Nelson Wivel, M.D., deputy director of the Institute for Human Gene Therapy at the University of Pennsylvania in Philadelphia, offered a more conservative estimate. "Gene therapy will turn medicine upside down within 20 years," Wivel said.
It's a therapeutic extension of organ transplantation, he said. It took about 25 years to sort out organ transplantation's developmental problems, and "I see no reason why gene therapy should have any easier time of it," he said.
But there's definitely progress. Presentations of about 1,000 studies, mostly animal research, were made at ASGT's June 9-13 annual meeting in Philadelphia. Some highlights:
- In one study, researchers with the U.S. Department of Veterans Affairs used an adenovirus vector to insert a gene into the liver cells of diabetic rats, which caused the cells to produce insulin. The gene also shut down insulin production before blood glucose fell dangerously low. More than two months after receiving the new gene, the rats were still alive and healthy.
- Two other studies found ways to administer gene therapy for high cholesterol in mice. Researchers at Baylor College of Medicine in Houston used an adenovirus vector, while those at the University of Pennsylvania Medical Center in Philadelphia used an adeno-associated virus. If the approaches work in humans, then patients with familial hypercholesterolemia could benefit.
- Some studies are moving to safety trials in humans. In one phase II trial, researchers at the City of Hope Beckman Research Institute in Duarte, Calif., succeeded in inserting a therapeutic gene against AIDS into pluripotent stem cells, using a retrovirus vector.

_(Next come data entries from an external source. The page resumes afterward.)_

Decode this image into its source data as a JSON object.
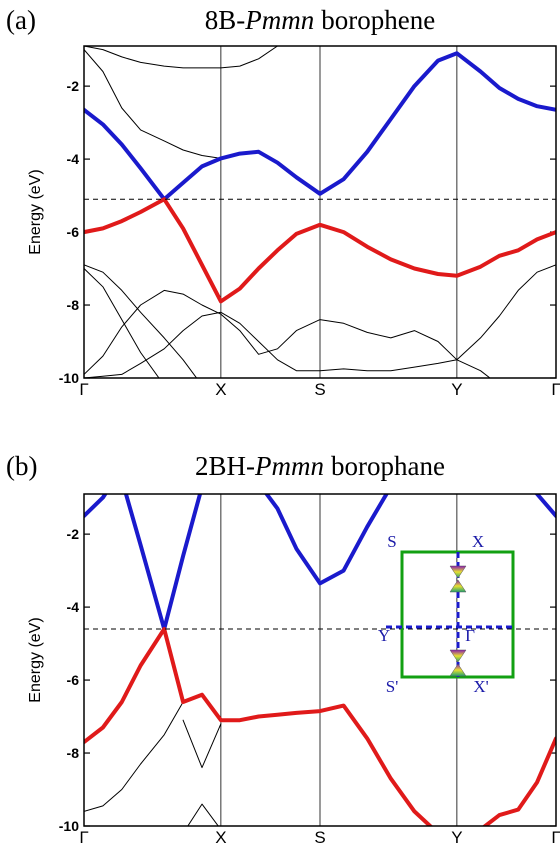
{
  "chart_data": [
    {
      "type": "line",
      "panel_label": "(a)",
      "title": {
        "prefix": "8B-",
        "italic": "Pmmn",
        "rest": "borophene"
      },
      "ylabel": "Energy (eV)",
      "xlim": [
        0,
        1
      ],
      "ylim": [
        -10,
        -0.9
      ],
      "xticks": [
        {
          "value": 0,
          "label": "Γ"
        },
        {
          "value": 0.29,
          "label": "X"
        },
        {
          "value": 0.5,
          "label": "S"
        },
        {
          "value": 0.79,
          "label": "Y"
        },
        {
          "value": 1,
          "label": "Γ"
        }
      ],
      "yticks": [
        -2,
        -4,
        -6,
        -8,
        -10
      ],
      "fermi_level": -5.1,
      "x": [
        0,
        0.04,
        0.08,
        0.12,
        0.17,
        0.21,
        0.25,
        0.29,
        0.33,
        0.37,
        0.41,
        0.45,
        0.5,
        0.55,
        0.6,
        0.65,
        0.7,
        0.75,
        0.79,
        0.84,
        0.88,
        0.92,
        0.96,
        1
      ],
      "series": [
        {
          "color": "#000000",
          "width": 1,
          "values": [
            -0.9,
            -1.0,
            -1.2,
            -1.35,
            -1.45,
            -1.5,
            -1.5,
            -1.5,
            -1.45,
            -1.25,
            -0.9,
            null,
            null,
            null,
            null,
            null,
            null,
            null,
            null,
            null,
            null,
            null,
            null,
            null
          ]
        },
        {
          "color": "#000000",
          "width": 1,
          "values": [
            -1.0,
            -1.6,
            -2.6,
            -3.2,
            -3.5,
            -3.75,
            -3.9,
            -3.98,
            null,
            null,
            null,
            null,
            null,
            null,
            null,
            null,
            null,
            null,
            null,
            null,
            null,
            null,
            null,
            null
          ]
        },
        {
          "color": "#000000",
          "width": 1,
          "values": [
            -6.9,
            -7.1,
            -7.6,
            -8.2,
            -8.9,
            -9.5,
            -10.2,
            null,
            null,
            null,
            null,
            null,
            null,
            null,
            null,
            null,
            null,
            null,
            null,
            null,
            null,
            null,
            null,
            null
          ]
        },
        {
          "color": "#000000",
          "width": 1,
          "values": [
            -7.0,
            -7.5,
            -8.4,
            -9.3,
            -10.2,
            null,
            null,
            null,
            null,
            null,
            null,
            null,
            null,
            null,
            null,
            null,
            null,
            null,
            null,
            null,
            null,
            null,
            null,
            null
          ]
        },
        {
          "color": "#000000",
          "width": 1,
          "values": [
            -9.9,
            -9.4,
            -8.6,
            -8.0,
            -7.6,
            -7.7,
            -8.0,
            -8.25,
            -8.7,
            -9.35,
            -9.2,
            -8.7,
            -8.4,
            -8.5,
            -8.75,
            -8.9,
            -8.7,
            -9.0,
            -9.5,
            -9.8,
            -10.2,
            null,
            null,
            null
          ]
        },
        {
          "color": "#000000",
          "width": 1,
          "values": [
            -10.0,
            -9.95,
            -9.9,
            -9.6,
            -9.2,
            -8.7,
            -8.3,
            -8.2,
            -8.5,
            -9.0,
            -9.5,
            -9.8,
            -9.8,
            -9.75,
            -9.8,
            -9.8,
            -9.7,
            -9.6,
            -9.5,
            -8.9,
            -8.3,
            -7.6,
            -7.1,
            -6.9
          ]
        },
        {
          "color": "#1a1acc",
          "width": 4,
          "values": [
            -2.65,
            -3.05,
            -3.6,
            -4.25,
            -5.1,
            -4.65,
            -4.2,
            -3.98,
            -3.85,
            -3.8,
            -4.1,
            -4.5,
            -4.95,
            -4.55,
            -3.8,
            -2.9,
            -2.0,
            -1.3,
            -1.1,
            -1.6,
            -2.05,
            -2.35,
            -2.55,
            -2.65
          ]
        },
        {
          "color": "#e01a1a",
          "width": 4,
          "values": [
            -6.0,
            -5.9,
            -5.7,
            -5.45,
            -5.1,
            -5.9,
            -6.9,
            -7.9,
            -7.55,
            -7.0,
            -6.5,
            -6.05,
            -5.8,
            -6.0,
            -6.4,
            -6.75,
            -7.0,
            -7.15,
            -7.2,
            -6.95,
            -6.65,
            -6.5,
            -6.2,
            -6.0
          ]
        }
      ]
    },
    {
      "type": "line",
      "panel_label": "(b)",
      "title": {
        "prefix": "2BH-",
        "italic": "Pmmn",
        "rest": "borophane"
      },
      "ylabel": "Energy (eV)",
      "xlim": [
        0,
        1
      ],
      "ylim": [
        -10,
        -0.9
      ],
      "xticks": [
        {
          "value": 0,
          "label": "Γ"
        },
        {
          "value": 0.29,
          "label": "X"
        },
        {
          "value": 0.5,
          "label": "S"
        },
        {
          "value": 0.79,
          "label": "Y"
        },
        {
          "value": 1,
          "label": "Γ"
        }
      ],
      "yticks": [
        -2,
        -4,
        -6,
        -8,
        -10
      ],
      "fermi_level": -4.6,
      "x": [
        0,
        0.04,
        0.08,
        0.12,
        0.17,
        0.21,
        0.25,
        0.29,
        0.33,
        0.37,
        0.41,
        0.45,
        0.5,
        0.55,
        0.6,
        0.65,
        0.7,
        0.75,
        0.79,
        0.84,
        0.88,
        0.92,
        0.96,
        1
      ],
      "series": [
        {
          "color": "#000000",
          "width": 1,
          "values": [
            -9.6,
            -9.45,
            -9.0,
            -8.3,
            -7.5,
            -6.6,
            null,
            null,
            null,
            null,
            null,
            null,
            null,
            null,
            null,
            null,
            null,
            null,
            null,
            null,
            null,
            null,
            null,
            null
          ]
        },
        {
          "color": "#000000",
          "width": 1,
          "values": [
            null,
            null,
            null,
            null,
            null,
            -7.1,
            -8.4,
            -7.2,
            null,
            null,
            null,
            null,
            null,
            null,
            null,
            null,
            null,
            null,
            null,
            null,
            null,
            null,
            null,
            null
          ]
        },
        {
          "color": "#000000",
          "width": 1,
          "values": [
            null,
            null,
            null,
            null,
            null,
            -10.2,
            -9.4,
            -10.1,
            null,
            null,
            null,
            null,
            null,
            null,
            null,
            null,
            null,
            null,
            null,
            null,
            null,
            null,
            null,
            null
          ]
        },
        {
          "color": "#1a1acc",
          "width": 4,
          "values": [
            -1.5,
            -1.0,
            -0.2,
            null,
            null,
            null,
            null,
            null,
            null,
            null,
            null,
            null,
            null,
            null,
            null,
            null,
            null,
            null,
            null,
            null,
            null,
            null,
            null,
            null
          ]
        },
        {
          "color": "#1a1acc",
          "width": 4,
          "values": [
            null,
            null,
            -0.5,
            -2.3,
            -4.6,
            -2.6,
            -0.7,
            null,
            null,
            null,
            null,
            null,
            null,
            null,
            null,
            null,
            null,
            null,
            null,
            null,
            null,
            null,
            null,
            null
          ]
        },
        {
          "color": "#1a1acc",
          "width": 4,
          "values": [
            null,
            null,
            null,
            null,
            null,
            null,
            null,
            null,
            null,
            -0.6,
            -1.3,
            -2.4,
            -3.35,
            -3.0,
            -1.8,
            -0.7,
            null,
            null,
            null,
            null,
            null,
            null,
            null,
            null
          ]
        },
        {
          "color": "#1a1acc",
          "width": 4,
          "values": [
            null,
            null,
            null,
            null,
            null,
            null,
            null,
            null,
            null,
            null,
            null,
            null,
            null,
            null,
            null,
            null,
            null,
            null,
            null,
            null,
            null,
            -0.3,
            -0.9,
            -1.5
          ]
        },
        {
          "color": "#e01a1a",
          "width": 4,
          "values": [
            -7.7,
            -7.3,
            -6.6,
            -5.6,
            -4.6,
            -6.6,
            -6.4,
            -7.1,
            -7.1,
            -7.0,
            -6.95,
            -6.9,
            -6.85,
            -6.7,
            -7.6,
            -8.7,
            -9.6,
            -10.2,
            null,
            null,
            null,
            null,
            null,
            null
          ]
        },
        {
          "color": "#e01a1a",
          "width": 4,
          "values": [
            null,
            null,
            null,
            null,
            null,
            null,
            null,
            null,
            null,
            null,
            null,
            null,
            null,
            null,
            null,
            null,
            null,
            null,
            null,
            -10.1,
            -9.7,
            -9.55,
            -8.8,
            -7.6
          ]
        }
      ],
      "inset_labels": [
        "S",
        "X",
        "Y",
        "Γ",
        "S'",
        "X'"
      ]
    }
  ]
}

Because these stem cells can survive for long periods in the body and produce daughter cells that comprise the human immune system, this approach could eventually lead to long-term immunity against AIDS.

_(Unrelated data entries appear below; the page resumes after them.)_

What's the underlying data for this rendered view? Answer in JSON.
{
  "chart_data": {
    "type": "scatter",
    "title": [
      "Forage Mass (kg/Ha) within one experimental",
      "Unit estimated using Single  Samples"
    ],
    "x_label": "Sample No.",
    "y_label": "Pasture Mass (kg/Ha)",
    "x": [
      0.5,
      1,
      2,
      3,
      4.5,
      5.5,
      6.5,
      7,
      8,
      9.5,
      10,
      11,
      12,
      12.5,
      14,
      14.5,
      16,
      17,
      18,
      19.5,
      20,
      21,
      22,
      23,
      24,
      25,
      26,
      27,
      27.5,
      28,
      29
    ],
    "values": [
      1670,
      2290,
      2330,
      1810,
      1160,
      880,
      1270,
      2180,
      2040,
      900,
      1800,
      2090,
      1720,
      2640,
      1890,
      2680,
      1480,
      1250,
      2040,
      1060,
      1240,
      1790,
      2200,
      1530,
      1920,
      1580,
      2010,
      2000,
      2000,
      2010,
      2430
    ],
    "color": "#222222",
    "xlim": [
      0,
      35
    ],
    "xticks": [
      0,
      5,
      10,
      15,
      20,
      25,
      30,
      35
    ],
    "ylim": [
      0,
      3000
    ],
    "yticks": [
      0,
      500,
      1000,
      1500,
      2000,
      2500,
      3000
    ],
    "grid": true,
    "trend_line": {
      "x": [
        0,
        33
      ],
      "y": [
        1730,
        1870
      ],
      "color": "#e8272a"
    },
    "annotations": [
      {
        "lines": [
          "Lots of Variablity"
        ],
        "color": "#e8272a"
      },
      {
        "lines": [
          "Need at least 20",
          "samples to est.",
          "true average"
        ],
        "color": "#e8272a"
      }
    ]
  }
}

Another phase II trial reportedearlier, at the American Association for Cancer Research annual meeting, showed dramatic results: A locally injected, genetically engineered adenovirus, used with two chemotherapy drugs, eliminated head and neck cancers in six patients and reduced tumors by more than half in another 10 of the 26 participating patients. Some of the patients have had no cancer recurrence during more than a year of followup. The two chemotherapy drugs alone have historically produced about a 35 percent partial response rate and almost never completely eliminate tumors, the researchers said. The study was conducted at the University of California- San Francisco Cancer Center.

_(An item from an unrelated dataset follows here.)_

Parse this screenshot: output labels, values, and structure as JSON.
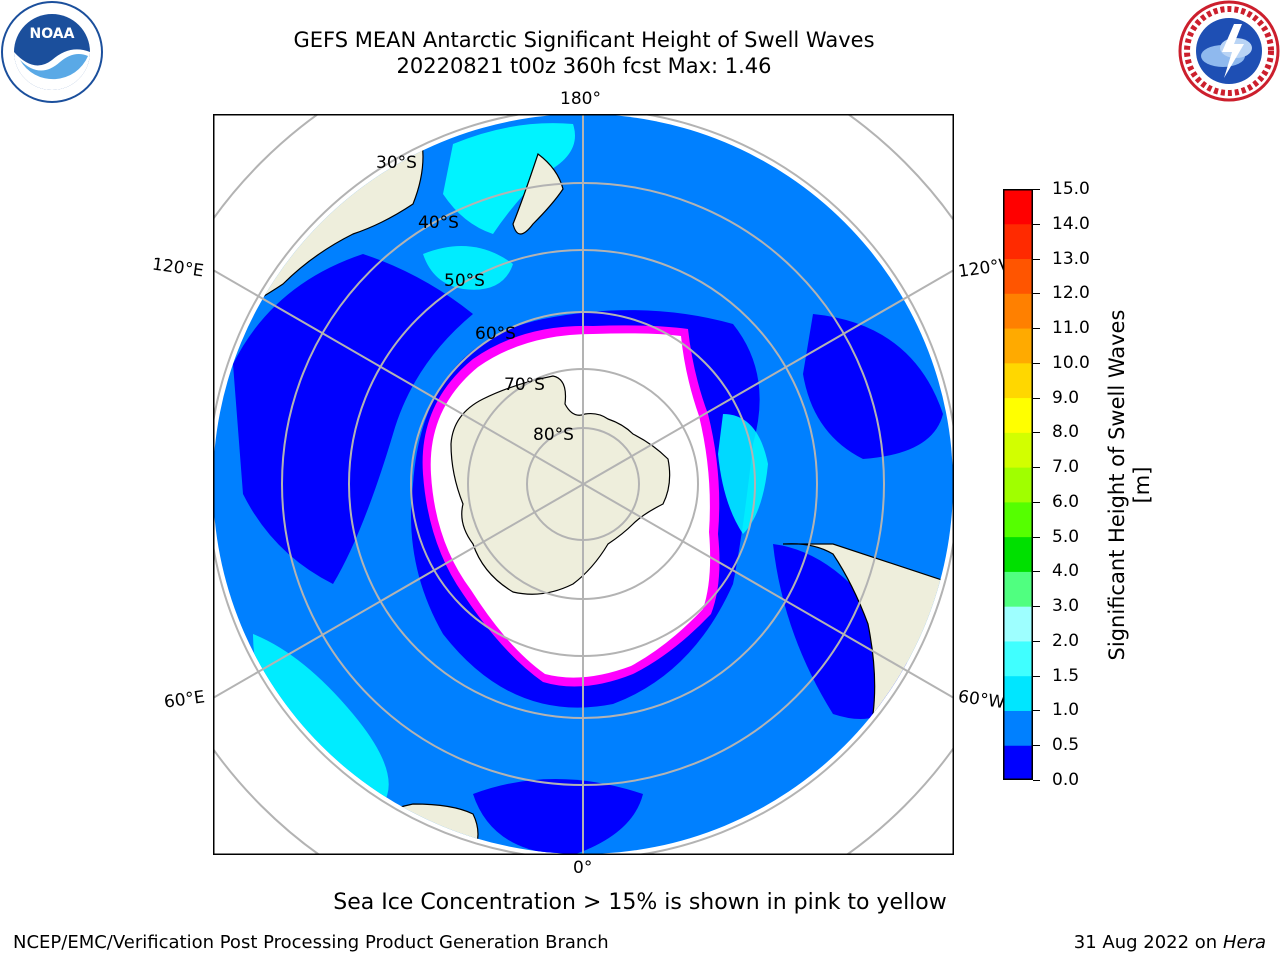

A locally injected, genetically engineered adenovirus, used with two chemotherapy drugs, eliminated head and neck cancers in six patients and reduced tumors by more than half in another 10 of 26 participating patients.
Currently, about 313 protocols for gene therapy clinical trials have been approved by NIH. Wivel said gene therapy was initially seen as an ideal therapy for heritable, single-gene deficiency diseases such as sickle cell anemia. Now, almost 10 years later, only about 20 percent of protocols are studying those kinds of diseases. The rest are studying cancer, AIDS, cardiovascular disease and other conditions that have multiple genetic components, so "genetics will more and more influence the entire practice of medicine," he said.
"The sea change will occur when such products become readily available," he said. "Then, gene therapy will be available to every licensed physician in the United States."